A partir de la época de los Tang y de los Song, el entorno, tanto interior como exterior, empezó a adquirir una importancia preponderante en la concepción de los jardines, y ya, durante el imperio de los Ming y los Qing, adquirieron su dimensión artística y alcanzaron su plenitud. Por tanto, cuando se mencionan los jardines chinos, se hace referencia a los jardines creados durante ese período. Según la creencia popular, al sur del Río azul o en su delta se encuentran los jardines más hermosos que puedan imaginarse:

"El cielo existe, y el paraíso está en la tierra", Suzhou y Hangzhou.

A partir del siglo III, los jardines se expandieron, abandonando la esfera imperial, gracias al crecimiento de una clase de mercaderes enriquecidos y, especialmente, a los altos funcionarios (shidafu) que querían disfrutar de los dones de la naturaleza sin tener que abandonar la ciudad y renunciar a su trabajo. Los diferentes estilos empezaron a multiplicarse en función de la utilización que de ellos quisiera hacerse. Algunos eran de grandes dimensiones y muy opulentos, y fueron abiertos al público con el fin de demostrar la prosperidad de sus propietarios. Otros, por el contrario, permanecían ocultos a las miradas exteriores, preservando su intimidad. Esencialmente son el reflejo de la cultura humanista china, que se puede asociar al triunfo social logrado por el Estado y el Emperador, que ponían de relieve, de manera especial, los valores confuncionistas, el desarrollo de la espiritualidad que se adquiere cultivando la vida interior basado todo ello en los principios taoístas. Aplicado a los jardines, éstos adquieren una dimensión simbólica, intentando recrear una naturaleza idealizada y convirtiéndolos, de este modo, en un refugio para la meditación.

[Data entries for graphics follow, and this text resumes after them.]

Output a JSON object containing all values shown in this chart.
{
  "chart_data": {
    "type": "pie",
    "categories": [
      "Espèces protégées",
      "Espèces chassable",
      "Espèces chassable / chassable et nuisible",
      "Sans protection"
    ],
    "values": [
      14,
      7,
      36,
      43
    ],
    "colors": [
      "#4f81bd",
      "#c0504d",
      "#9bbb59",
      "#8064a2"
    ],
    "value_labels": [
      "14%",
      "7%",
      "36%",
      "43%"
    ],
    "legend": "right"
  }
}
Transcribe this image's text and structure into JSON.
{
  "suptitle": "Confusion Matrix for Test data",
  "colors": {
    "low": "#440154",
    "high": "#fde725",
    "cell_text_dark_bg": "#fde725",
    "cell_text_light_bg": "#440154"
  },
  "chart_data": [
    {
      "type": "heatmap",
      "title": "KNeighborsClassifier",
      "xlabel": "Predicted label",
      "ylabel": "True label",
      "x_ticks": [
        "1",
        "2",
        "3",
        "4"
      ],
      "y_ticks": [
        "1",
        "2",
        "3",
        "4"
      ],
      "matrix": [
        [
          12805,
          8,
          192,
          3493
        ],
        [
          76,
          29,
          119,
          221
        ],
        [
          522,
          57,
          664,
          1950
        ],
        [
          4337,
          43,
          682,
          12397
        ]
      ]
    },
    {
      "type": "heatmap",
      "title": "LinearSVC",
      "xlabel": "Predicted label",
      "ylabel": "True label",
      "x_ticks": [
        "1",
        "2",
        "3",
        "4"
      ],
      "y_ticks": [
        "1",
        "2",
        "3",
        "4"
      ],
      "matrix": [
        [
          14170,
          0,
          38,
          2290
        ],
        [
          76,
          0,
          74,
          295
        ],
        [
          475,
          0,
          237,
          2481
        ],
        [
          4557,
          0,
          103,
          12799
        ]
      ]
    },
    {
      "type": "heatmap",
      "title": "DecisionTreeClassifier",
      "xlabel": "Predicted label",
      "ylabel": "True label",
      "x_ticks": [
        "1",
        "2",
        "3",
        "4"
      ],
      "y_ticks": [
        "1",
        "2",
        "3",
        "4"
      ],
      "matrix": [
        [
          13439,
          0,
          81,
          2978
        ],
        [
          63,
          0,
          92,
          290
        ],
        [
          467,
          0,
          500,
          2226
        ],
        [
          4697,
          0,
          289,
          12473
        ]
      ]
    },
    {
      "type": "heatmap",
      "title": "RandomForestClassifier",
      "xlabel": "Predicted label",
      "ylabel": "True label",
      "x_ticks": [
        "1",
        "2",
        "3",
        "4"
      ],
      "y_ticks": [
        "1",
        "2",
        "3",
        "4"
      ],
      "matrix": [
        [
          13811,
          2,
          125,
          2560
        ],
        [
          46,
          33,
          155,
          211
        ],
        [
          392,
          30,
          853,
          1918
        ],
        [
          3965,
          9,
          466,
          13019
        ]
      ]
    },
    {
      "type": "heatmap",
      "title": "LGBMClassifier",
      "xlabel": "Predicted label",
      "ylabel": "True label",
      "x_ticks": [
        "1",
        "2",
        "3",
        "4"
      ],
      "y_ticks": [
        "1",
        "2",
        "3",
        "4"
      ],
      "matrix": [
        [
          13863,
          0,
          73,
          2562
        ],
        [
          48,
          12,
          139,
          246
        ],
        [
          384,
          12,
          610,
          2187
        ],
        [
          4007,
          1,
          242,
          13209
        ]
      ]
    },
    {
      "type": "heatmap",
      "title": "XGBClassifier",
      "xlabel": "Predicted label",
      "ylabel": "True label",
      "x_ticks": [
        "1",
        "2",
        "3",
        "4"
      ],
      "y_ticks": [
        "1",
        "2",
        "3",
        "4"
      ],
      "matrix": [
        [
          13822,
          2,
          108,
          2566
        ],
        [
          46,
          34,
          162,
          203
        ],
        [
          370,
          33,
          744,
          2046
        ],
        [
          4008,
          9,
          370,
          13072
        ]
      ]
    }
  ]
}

El desarrollo del budismo y del taoísmo propiciaron que los jardines formaran parte del mundo religioso, incorporándose a los templos que los monjes construyeron alrededor de las ciudades.

El arte de la jardinería china se desarrolló en tres estados diferentes (imperial, burgués y religioso) y fue perfeccionándose hasta el siglo XVIII. La penetración occidental (misioneros, colonizadores), introdujo, entonces, la cultura de los jardines occidentales. El jardín Yuanming Yuan, diseñado por los misioneros franceses, es el ejemplo más evidente de esta intromisión que puso fin, asimismo, a la jardinería china tradicional.

Pese a la profusión de los mismos en la antigüedad, muy pocos jardines chinos tradicionales subsisten actualmente. La mayor parte de ellos fueron víctimas de incendios, fortuitos o provocados. Como quiera que los edificios tradicionales chinos se construían con madera, no subsiste ningún vestigio, ni siquiera arquitectónico.

La influencia que la jardinería china pudo ejercer frente a la jardinería japonesa y coreana quedó pronto diluida al desarrollar, éstos, su propia estética.